I suddenly felt self-conscious under his gaze. "Yes, I'm fine." I answered a little too abruptly, I was too busy scanning him for any signs of an episode. "Are you?"

He shrugged lightly, of course he wouldn't be alright, he had just visited the ruins of his past life. "Can we talk?" He asked slowly.

"Erm, sure." I didn't like the idea of talking, I knew Peeta would try and make me feel better about running away - when really it was me who needed to apologise for my actions.

"Let me just drop this off at home, then I'll come over, if that's alright." He smiled warmly at me, making me feel even more guilty.

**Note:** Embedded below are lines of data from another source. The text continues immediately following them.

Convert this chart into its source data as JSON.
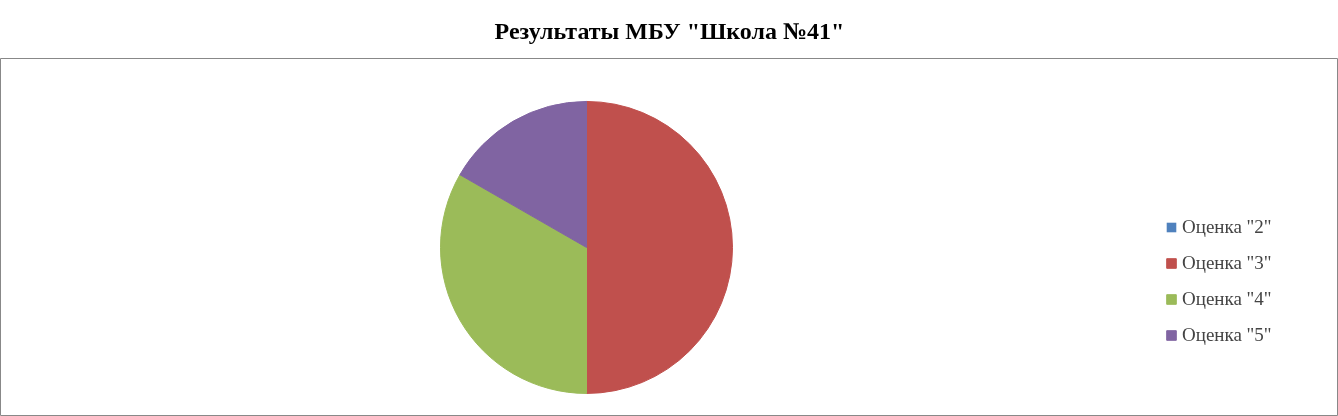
{
  "chart_data": {
    "type": "pie",
    "title": "Результаты МБУ \"Школа №41\"",
    "categories": [
      "Оценка \"2\"",
      "Оценка \"3\"",
      "Оценка \"4\"",
      "Оценка \"5\""
    ],
    "values": [
      0,
      50,
      33.3,
      16.7
    ],
    "colors": [
      "#4f81bd",
      "#c0504d",
      "#9bbb59",
      "#8064a2"
    ],
    "legend": "right"
  }
}
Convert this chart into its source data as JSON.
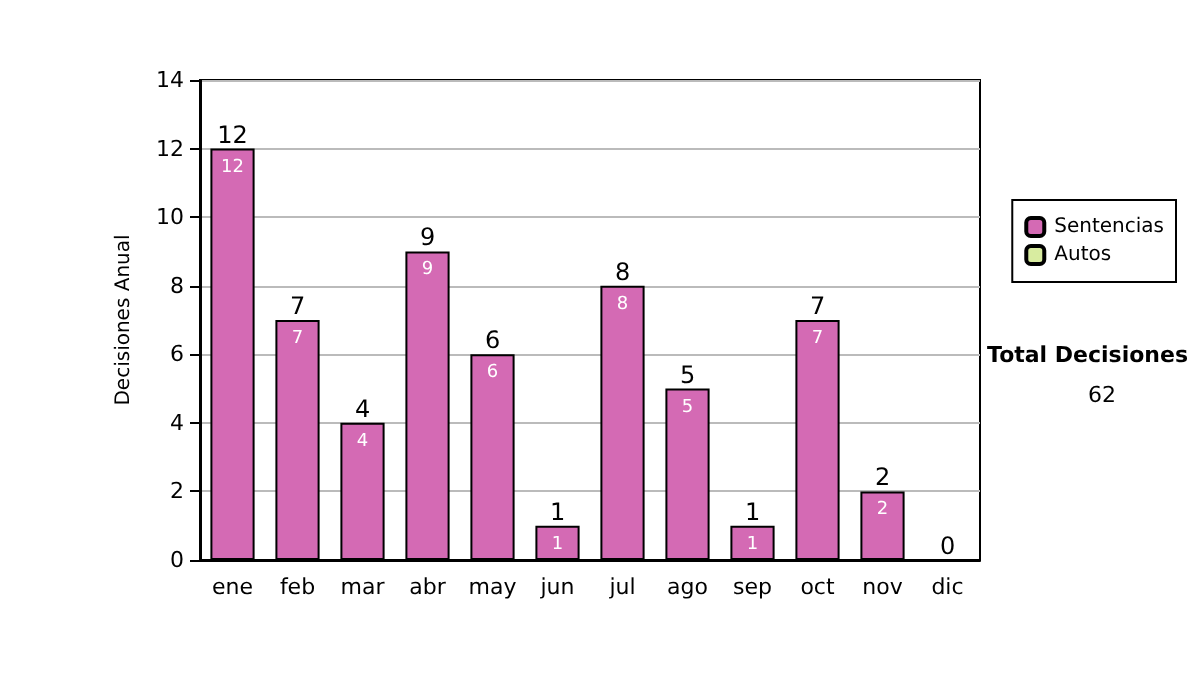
{
  "chart_data": {
    "type": "bar",
    "ylabel": "Decisiones Anual",
    "categories": [
      "ene",
      "feb",
      "mar",
      "abr",
      "may",
      "jun",
      "jul",
      "ago",
      "sep",
      "oct",
      "nov",
      "dic"
    ],
    "stacked": true,
    "series": [
      {
        "name": "Sentencias",
        "color": "#d46ab4",
        "values": [
          12,
          7,
          4,
          9,
          6,
          1,
          8,
          5,
          1,
          7,
          2,
          0
        ],
        "value_labels": [
          "12",
          "7",
          "4",
          "9",
          "6",
          "1",
          "8",
          "5",
          "1",
          "7",
          "2",
          null
        ]
      },
      {
        "name": "Autos",
        "color": "#d8eca0",
        "values": [
          0,
          0,
          0,
          0,
          0,
          0,
          0,
          0,
          0,
          0,
          0,
          0
        ]
      }
    ],
    "totals": [
      "12",
      "7",
      "4",
      "9",
      "6",
      "1",
      "8",
      "5",
      "1",
      "7",
      "2",
      "0"
    ],
    "ylim": [
      0,
      14
    ],
    "yticks": [
      0,
      2,
      4,
      6,
      8,
      10,
      12,
      14
    ],
    "grid": "y",
    "legend": "right",
    "annotations": [
      "Total Decisiones",
      "62"
    ]
  }
}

"Yes, of course." I murmured, my eyes travelled over the box - settling on the postage label on the top. I couldn't imagine what Peeta would've ordered from the Capitol. "What is that?" I asked, pointing at the box.

"Oh, it's just a few of Delly's things." He explained. I frowned lightly, why would Peeta have Delly's belongings? And why would he be taking them to his house? An unmistakable wave of jealousy flooded over me as I jumped to the most obvious conclusion. I knew the two of them had been close in Thirteen, and she'd spent a lot of time with him in the Capitol.

"Delly's moving in with you?" I blurted out, unable to keep the accusation out of my tone. Delly always seemed the better choice for Peeta, and although I had already come to the decision that I would have to let him go - I didn't think he's find it so easy to move on.

Peeta chuckled lightly, his eyes never leaving mine. "Of course not, I'm just storing them for her, until she moves back."

"Oh," I murmured, feeling the red flush appear on my cheeks. Peeta's eyes were still trained on me, curiosity filling them as he studied my reaction. "Are you sure you don't need a hand back to your house?" I asked quickly, trying to move the conversation on.

"No, I'm alright. You're not even wearing shoes, Katniss." He grinned widely. I looked down to my bare feet, and I realised in my rush to find Peeta I hadn't even put on shoes or a coat. "I'll come straight back over, I promise."

I knew he would, and although I couldn't deny I wanted his company - and to apologise for fleeing earlier. I already dreaded the conversation. We needed to draw the line under our relationship, I was no good for Peeta, and I had to make sure he realised that.